About me

selfie beet and Hank

Hank and I examine the beet we grew.

I grew up on that beach up there.  My dad was US Navy, stationed in Rota, Spain in 1964, and that beach was outside my front door.  The ocean surged into the living room during storms, the salt air ate the chrome off of our sky blue Oldsmobile, and I learned something profound living inside the sound of steady breaking surf.  Like most privileged little kids, I had no idea that I was lucky.

I have been teaching English Language Arts in the 11th and 12th grade since 2000 (read my CV.) My degree is in Comparative Literature and Classics, and my focus within my discipline was World Literature, and ultimately Religious Studies.   I’m deeply interested and challenged by personal narrative — what are the stories we weave to make sense of our lives?  Because of course, we live in moments, but then immediately begin to create the story that integrates our experiences into our lives in a meaningful way.  (Listen to a friend or family member tell a story about a shared experience.  The details and focus will differ.)

I love literature and consider myself a reader, but thanks to my early involvement with AP English Language, my career focus has been on expository nonfiction text.  Teaching Expository Reading and Writing has only sharpened and refined this focus on nonfiction.  This is a rich and largely unexplored area for many readers, and I enjoy introducing students to the many great contemporary writers in nonfiction (as I discover them myself).

But in my view, even more exciting than reading is writing. (The two are inseparable.) Helping kids find confidence in their ideas on the page is a source of great satisfaction and great frustration.  Teaching writing is hard and it’s complicated, yet it’s worth every effort.  Writing well is within the grasp of anyone.  It is not magic.  It takes attention and work, and with time, it becomes more natural.

Before I became a teacher, I worked in marketing and communications in a corporate setting.  I wrote under the pressure of a deadline, and had to learn to stay within constraints of  task, audience and purpose; in other words, first I helped to create “the company voice,” and then wrote to maintain that voice in all communications, internal and external.  My boss was ruthless when it came to editing out any of my fanciful flourishes and personal quirks.  At first, his edits hurt my feelings, but eventually I came to see that process as the great education that it was.
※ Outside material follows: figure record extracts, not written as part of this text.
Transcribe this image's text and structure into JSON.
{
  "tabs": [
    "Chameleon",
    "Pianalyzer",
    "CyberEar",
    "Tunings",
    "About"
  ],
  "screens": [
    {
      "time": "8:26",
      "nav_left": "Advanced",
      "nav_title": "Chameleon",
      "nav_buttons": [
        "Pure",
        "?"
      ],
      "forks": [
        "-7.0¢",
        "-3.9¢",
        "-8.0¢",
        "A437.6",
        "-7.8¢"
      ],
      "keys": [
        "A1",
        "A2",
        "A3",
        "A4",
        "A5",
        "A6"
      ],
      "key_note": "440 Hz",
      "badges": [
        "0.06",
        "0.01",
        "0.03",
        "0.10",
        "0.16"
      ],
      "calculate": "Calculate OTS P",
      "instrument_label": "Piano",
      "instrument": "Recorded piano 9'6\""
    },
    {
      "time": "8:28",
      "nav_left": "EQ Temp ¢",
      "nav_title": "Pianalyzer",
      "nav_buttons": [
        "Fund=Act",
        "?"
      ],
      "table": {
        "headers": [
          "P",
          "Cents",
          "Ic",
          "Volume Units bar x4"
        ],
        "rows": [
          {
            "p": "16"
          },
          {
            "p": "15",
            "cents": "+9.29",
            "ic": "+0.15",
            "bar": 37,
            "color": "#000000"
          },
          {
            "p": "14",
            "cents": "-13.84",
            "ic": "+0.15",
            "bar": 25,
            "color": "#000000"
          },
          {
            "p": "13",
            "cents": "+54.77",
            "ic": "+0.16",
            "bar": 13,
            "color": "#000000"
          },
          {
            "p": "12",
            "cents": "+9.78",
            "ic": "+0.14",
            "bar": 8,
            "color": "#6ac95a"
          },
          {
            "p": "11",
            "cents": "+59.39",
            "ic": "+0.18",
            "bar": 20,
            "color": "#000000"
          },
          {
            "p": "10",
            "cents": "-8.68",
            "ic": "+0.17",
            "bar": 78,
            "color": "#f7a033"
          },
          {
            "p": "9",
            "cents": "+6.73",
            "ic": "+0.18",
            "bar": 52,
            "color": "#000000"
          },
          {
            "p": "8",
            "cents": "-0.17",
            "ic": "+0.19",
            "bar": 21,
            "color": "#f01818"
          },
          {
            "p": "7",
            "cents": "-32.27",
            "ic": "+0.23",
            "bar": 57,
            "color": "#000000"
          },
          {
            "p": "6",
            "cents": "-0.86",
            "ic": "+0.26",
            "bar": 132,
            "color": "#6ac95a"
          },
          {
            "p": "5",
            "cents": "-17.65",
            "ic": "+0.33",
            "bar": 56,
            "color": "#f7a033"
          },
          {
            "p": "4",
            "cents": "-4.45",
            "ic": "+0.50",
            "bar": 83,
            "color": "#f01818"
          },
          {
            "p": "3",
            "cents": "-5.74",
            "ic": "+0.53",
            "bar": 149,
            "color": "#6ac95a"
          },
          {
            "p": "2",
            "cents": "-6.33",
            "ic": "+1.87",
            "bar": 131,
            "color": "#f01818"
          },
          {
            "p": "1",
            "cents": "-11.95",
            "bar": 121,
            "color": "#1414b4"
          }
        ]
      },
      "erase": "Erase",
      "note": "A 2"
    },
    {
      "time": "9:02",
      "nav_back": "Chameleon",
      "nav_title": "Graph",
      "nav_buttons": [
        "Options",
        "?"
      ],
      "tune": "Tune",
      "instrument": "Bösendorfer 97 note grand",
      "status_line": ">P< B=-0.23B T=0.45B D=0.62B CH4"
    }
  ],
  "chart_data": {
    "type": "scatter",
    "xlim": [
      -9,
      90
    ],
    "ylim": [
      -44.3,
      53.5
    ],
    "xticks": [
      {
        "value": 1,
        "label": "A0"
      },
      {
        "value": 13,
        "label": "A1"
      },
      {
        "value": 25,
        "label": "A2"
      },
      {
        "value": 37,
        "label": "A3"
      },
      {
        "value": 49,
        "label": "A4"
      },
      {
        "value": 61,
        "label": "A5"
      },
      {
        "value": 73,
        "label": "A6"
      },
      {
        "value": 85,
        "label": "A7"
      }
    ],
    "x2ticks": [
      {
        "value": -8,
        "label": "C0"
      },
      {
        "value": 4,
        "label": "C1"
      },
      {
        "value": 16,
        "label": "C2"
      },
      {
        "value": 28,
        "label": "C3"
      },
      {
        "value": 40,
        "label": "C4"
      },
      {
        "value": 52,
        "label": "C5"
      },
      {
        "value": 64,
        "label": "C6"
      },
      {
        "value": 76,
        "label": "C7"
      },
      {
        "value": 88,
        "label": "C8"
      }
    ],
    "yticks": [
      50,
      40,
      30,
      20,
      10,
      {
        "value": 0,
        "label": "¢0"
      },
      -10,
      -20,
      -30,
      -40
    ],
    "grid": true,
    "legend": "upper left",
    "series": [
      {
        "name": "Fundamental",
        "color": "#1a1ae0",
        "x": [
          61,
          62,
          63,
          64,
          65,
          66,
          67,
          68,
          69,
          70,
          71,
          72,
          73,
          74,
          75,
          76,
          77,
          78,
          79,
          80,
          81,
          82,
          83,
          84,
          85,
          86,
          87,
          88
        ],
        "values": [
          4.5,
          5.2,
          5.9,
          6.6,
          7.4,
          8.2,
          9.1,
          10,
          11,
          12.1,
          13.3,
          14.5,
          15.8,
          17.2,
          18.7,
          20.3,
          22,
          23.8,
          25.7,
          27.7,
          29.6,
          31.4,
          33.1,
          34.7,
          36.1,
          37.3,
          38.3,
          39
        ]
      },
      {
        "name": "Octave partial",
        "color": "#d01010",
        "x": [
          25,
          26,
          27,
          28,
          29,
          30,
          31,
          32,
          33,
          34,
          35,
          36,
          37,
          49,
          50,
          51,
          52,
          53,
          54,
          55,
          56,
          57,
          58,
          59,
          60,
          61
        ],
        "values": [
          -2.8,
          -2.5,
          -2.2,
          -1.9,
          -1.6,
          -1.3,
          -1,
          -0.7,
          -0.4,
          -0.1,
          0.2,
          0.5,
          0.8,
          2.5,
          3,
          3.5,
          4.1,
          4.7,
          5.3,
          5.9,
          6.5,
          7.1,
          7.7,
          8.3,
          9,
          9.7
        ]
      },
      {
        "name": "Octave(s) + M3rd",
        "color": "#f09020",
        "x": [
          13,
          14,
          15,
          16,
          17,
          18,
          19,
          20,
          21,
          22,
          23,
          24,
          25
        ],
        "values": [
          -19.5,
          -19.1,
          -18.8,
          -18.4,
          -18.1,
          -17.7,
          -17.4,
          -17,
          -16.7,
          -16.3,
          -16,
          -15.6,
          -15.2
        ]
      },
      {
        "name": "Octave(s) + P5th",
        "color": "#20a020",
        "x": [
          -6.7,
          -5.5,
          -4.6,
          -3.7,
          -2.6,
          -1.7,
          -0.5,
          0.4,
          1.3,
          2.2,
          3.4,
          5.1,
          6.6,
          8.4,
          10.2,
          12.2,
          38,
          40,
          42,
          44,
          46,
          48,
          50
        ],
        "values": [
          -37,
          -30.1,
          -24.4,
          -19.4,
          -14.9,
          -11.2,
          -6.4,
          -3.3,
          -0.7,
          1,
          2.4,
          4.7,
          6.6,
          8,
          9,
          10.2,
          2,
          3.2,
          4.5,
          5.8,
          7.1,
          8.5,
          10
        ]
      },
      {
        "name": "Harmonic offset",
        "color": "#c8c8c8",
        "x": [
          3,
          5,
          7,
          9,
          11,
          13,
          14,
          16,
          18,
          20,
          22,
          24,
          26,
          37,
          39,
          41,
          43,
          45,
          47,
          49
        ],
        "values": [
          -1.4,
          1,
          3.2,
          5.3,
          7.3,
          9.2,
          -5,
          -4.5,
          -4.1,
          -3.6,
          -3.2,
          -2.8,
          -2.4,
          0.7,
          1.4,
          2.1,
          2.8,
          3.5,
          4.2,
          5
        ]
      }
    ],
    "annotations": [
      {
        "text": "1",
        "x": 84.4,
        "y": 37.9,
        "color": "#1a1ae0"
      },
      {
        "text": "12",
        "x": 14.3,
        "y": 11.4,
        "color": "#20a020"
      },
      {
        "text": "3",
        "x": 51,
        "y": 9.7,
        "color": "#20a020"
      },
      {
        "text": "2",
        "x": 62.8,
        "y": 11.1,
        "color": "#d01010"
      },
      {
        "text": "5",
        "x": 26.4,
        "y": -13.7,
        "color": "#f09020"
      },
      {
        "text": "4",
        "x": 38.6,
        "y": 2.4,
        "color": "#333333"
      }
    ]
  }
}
When I became a teacher in my early 40s, I knew I had found my raison d’etre.  The work is engaging and worthwhile.  I see 175 students a day; every year I will ask every student to read, to write, to think, to collaborate, and to reflect — I want them to find their own boundary, and then push past it.  It’s hard work for everyone, but we do it. It’s English Language Arts, baby.  Making meaning of our lives through reading and writing, figuring out how to connect with big ideas by engaging with great thinkers, and expressing our truth in a way that others can understand.  I can’t think of anything that matters more to all us: to the scientist, the activist, the mathematician, the historian, the philosopher, the mechanic, the builder, the healer. Learning from others, communicating what we have discovered, making sense of it all — this is the human enterprise.

Sometimes, I regret that I am not a professional writer — especially when the alarm clock goes off so early, or when I find myself confronted by a huge stack of essays to deal with, or when a student stands before me, offering an excuse instead of work.  But when I reflect on all of the great young people I know and have had the great privilege of working with, I know that I am where I belong.  I reason that professional writers are writers who are paid to write, so I squint my eyes a little to fuzz the boundary, and discover I am exactly where I’ve always wanted to be.

Except I do have to roll out of bed earlier than I like.